28 Pengamatan struktur granula pati dengan mikroskop cahaya terpolarisasi menunjukkan bahwa MP dan MK memiliki sifat birefringence. Menurut Taggart 2004, birefringence merupakan pola maltose-cross pola silang sebagai hasil refleksi cahaya terpolarisasi oleh granula pati. Pola ini juga menghasilkan warna biru-kuning yang menunjukkan indeks refraksi dari granula pati seperti yang terlihat pada Gambar 13. Menurut French 1984, indeks refraksi granula pati dipengaruhi oleh struktur heliks amilosa yang dapat menyerap sebagian cahaya yang melewati granula pati.
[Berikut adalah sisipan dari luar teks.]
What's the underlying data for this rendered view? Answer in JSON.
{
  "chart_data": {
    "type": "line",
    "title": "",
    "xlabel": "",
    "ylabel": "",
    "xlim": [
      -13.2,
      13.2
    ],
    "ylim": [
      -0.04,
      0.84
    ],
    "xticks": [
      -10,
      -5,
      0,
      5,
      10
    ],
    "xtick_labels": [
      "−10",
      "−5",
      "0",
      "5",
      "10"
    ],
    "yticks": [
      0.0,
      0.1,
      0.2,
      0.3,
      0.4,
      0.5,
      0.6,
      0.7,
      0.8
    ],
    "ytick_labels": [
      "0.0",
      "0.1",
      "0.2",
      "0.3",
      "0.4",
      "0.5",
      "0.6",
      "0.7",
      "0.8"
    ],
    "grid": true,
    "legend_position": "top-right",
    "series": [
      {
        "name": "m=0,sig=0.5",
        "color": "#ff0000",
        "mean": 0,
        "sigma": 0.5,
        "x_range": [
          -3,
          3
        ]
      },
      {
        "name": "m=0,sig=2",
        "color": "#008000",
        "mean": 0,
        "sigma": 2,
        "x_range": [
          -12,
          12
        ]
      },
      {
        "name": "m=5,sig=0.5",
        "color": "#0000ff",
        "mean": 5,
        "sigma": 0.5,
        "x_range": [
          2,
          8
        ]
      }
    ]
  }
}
Gambar 13 menunjukkan bahwa granula pati MP dan MK adalah bulat poligonal bersegi banyak dengan ukuran diameter 1-6 skala garis kecil 2.5-15 μm. Menurut Fennema 1996, rata-rata ukuran diameter granula pati jagung adalah 2-30 μm dengan bentuk hampir bulat dan bersegi banyak. Gambar 13. Struktur granula pati suspensi 2 di bawah mikroskop terpolarisasi dengan perbesaran 400x aMaizena penelitian, bMaizena komersial Berdasarkan hasil analisis maizena secara keseluruhan, nilai kadar air, densitas kamba, dan struktur granula pati MP menyerupai MK. Kadar air dan densitas kamba terkait dengan proses pembuatan terutama tahap pengeringan. Sementara perbedaan derajat putih yang cukup signifikan antara MP dan MK lebih terkait dengan perbedaan bahan baku yang digunakan, bukan proses yang diterapkan. Jadi, tahap perendaman jagung pada suhu 52 C selama 48 jam dan pengeringan maizena pada suhu 50 C selama 24 jam dapat diterapkan dalam pengujian sintas mutan Cronobacter spp.

B. PENENTUAN METODE DETEKSI MUTAN Cronobacter spp.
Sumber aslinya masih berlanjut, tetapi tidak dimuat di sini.